As of September 30, 2010, research analysts at Standard & Poor's Equity Research Services Europe recommended 36.6% of issuers with buy recommendations, 43.2% with hold recommendations and 20.2% with sell recommendations.
As of September 30, 2010 research analysts at Standard & Poor's Equity Research Services Asia recommended 46.8% of issuers with buy recommendations, 44.4% with hold recommendations and 8.8% with sell recommendations.
As of September 30, 2010, research analysts at Standard & Poor's Equity Research Services globally recommended 39.5% of issuers with buy recommendations, 50.2% with hold recommendations and 10.3% with sell recommendations.
5-STARS (Strong Buy): Total return is expected to outperform the total return of a relevant benchmark, by a wide margin over the coming 12 months, with shares rising in price on an absolute basis.
4-STARS (Buy): Total return is expected to outperform the total return of a relevant benchmark over the coming 12 months, with shares rising in price on an absolute basis.
3-STARS (Hold): Total return is expected to closely approximate the total return of a relevant benchmark over the coming 12 months, with shares generally rising in price on an absolute basis.

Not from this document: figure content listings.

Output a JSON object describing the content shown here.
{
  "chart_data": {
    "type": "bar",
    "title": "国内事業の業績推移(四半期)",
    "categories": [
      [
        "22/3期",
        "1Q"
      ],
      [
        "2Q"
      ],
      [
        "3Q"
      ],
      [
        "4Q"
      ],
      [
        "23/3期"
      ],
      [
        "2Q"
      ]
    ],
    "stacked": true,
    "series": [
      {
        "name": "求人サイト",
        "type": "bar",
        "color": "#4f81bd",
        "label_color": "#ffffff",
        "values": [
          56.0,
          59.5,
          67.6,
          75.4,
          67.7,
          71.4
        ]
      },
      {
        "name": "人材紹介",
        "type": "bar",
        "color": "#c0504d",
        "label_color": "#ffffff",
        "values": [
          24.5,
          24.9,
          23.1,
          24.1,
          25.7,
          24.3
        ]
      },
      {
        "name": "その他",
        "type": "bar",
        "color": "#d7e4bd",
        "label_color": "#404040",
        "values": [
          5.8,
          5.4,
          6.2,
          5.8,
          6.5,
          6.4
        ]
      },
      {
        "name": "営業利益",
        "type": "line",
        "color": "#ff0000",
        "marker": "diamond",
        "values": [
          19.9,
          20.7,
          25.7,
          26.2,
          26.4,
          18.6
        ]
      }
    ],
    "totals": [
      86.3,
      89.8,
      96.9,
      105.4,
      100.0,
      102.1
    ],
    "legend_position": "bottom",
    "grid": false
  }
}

2-STARS (Sell): Total return is expected to underperform the total return of a relevant benchmark over the coming 12 months, and the share price is not anticipated to show a gain.
1-STARS (Strong Sell): Total return is expected to underperform the total return of a relevant benchmark by a wide margin over the coming 12 months, with shares falling in price on an absolute basis.
Relevant benchmarks: In North America, the relevant benchmark is the S&P 500 Index, in Europe and in Asia, the relevant benchmarks are generally the S&P Europe 350 Index and the S&P Asia 50 Index.